SURGERY FOR PRIMARY HYPERPARATHYROIDISM DIAGNOSED AS ACUTE RENAL FAILURE
Abstract
Primary hyperparathyroidism (HPTH) is a common endocrine disorder characterized by multiple organic events secondary to hypercalcemia, including renal insufficiency. We introduce a case of primary HPTH diagnosed after presentation for recent-onset of renal insufficiency. A 60-year old male with no prior medical history was initially diagnosed with renal failure in the context of progressive malaise, nausea, recent onset of moderate blood pressure.

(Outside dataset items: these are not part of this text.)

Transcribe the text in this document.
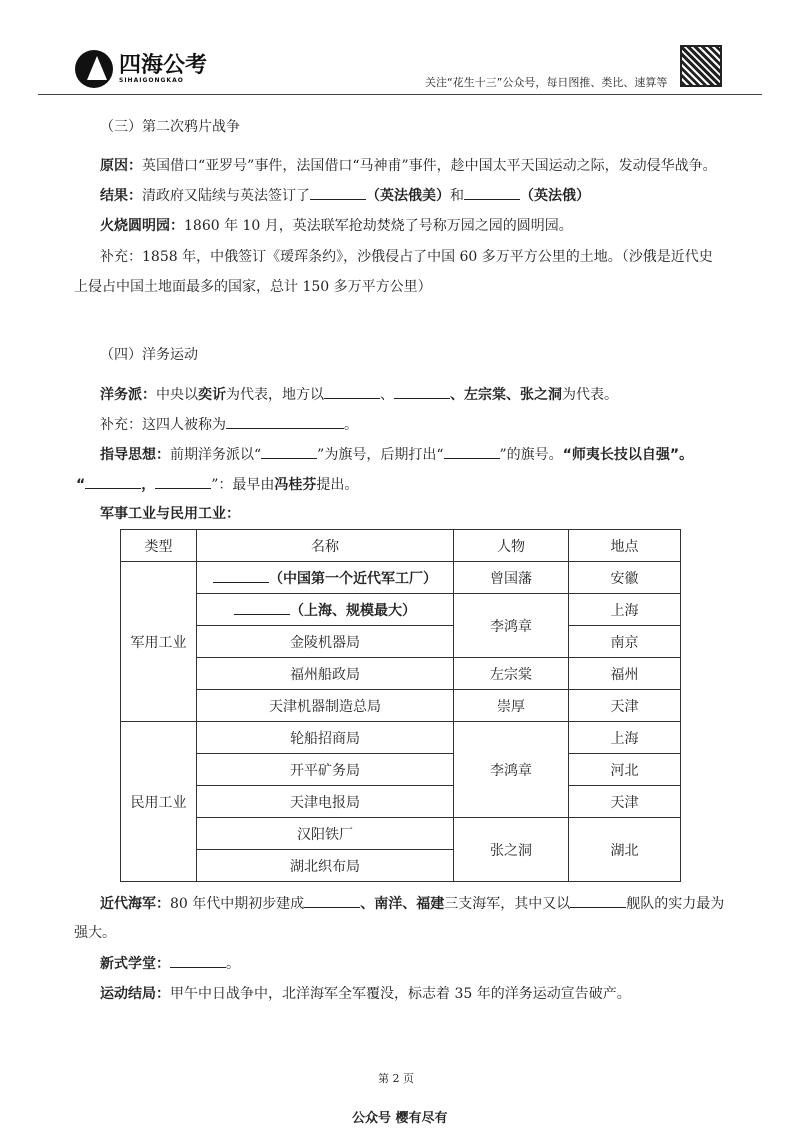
四海公考
SIHAIGONGKAO	关注“花生十三”公众号，每日图推、类比、速算等
（三）第二次鸦片战争
原因：英国借口“亚罗号”事件，法国借口“马神甫”事件，趁中国太平天国运动之际，发动侵华战争。
结果：清政府又陆续与英法签订了	（英法俄美）和	（英法俄）
火烧圆明园：1860 年 10 月，英法联军抢劫焚烧了号称万园之园的圆明园。
补充：1858 年，中俄签订《瑷珲条约》，沙俄侵占了中国 60 多万平方公里的土地。（沙俄是近代史
上侵占中国土地面最多的国家，总计 150 多万平方公里）
（四）洋务运动
洋务派：中央以奕䜣为代表，地方以	、	、左宗棠、张之洞为代表。
补充：这四人被称为	。
指导思想：前期洋务派以“	”为旗号，后期打出“	”的旗号。“师夷长技以自强”。
“	，	”：最早由冯桂芬提出。
军事工业与民用工业：
类型	名称	人物	地点
军用工业	（中国第一个近代军工厂）	曾国藩	安徽
	（上海、规模最大）	李鸿章	上海
	金陵机器局		南京
	福州船政局	左宗棠	福州
	天津机器制造总局	崇厚	天津
民用工业	轮船招商局	李鸿章	上海
	开平矿务局		河北
	天津电报局		天津
	汉阳铁厂	张之洞	湖北
	湖北织布局		
近代海军：80 年代中期初步建成	、南洋、福建三支海军，其中又以	舰队的实力最为
强大。
新式学堂：	。
运动结局：甲午中日战争中，北洋海军全军覆没，标志着 35 年的洋务运动宣告破产。
第 2 页
公众号 樱有尽有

Beside low glomerular filtration rate (eGFR of 15 mL/mim/1.73m2), biochemical evaluation showed hypercalcemia of 14.4 mg/dL (normal: 8.8-10.6 mg/dL), ionic calcium of 7.27 mg/dL (normal: 4.4-5.4 mg/dL), hypercalciuria of 343 mg/24h, normal:<300 mg/24h. Examinations performed for secondary causes of hypercalcemia have revealed increased value of parathyroid hormone (PTH) of 881.2 pg/mL (normal: 12-88 pg/mL). Thyroid ultrasound and cervico-mediastinal computed tomography highlighted an inhomogeneous hypoechoic lesion on the posterior side of the left lobe, with intra-thoracic extension, measuring 3.54/4.94/5.4cm with left parathyroid adenoma significance. The hormonal profile excluded multiple endocrine neoplasia syndrome (MEN). After improvement of biochemical parameters by adequate hydration and diuretic treatment, left parathyroidectomy was performed. One month later, normal PTH, calcium total, ionic calcium, and improvement of renal function have been achieved. Long-term follow-up by a multidisciplinary team was recommended.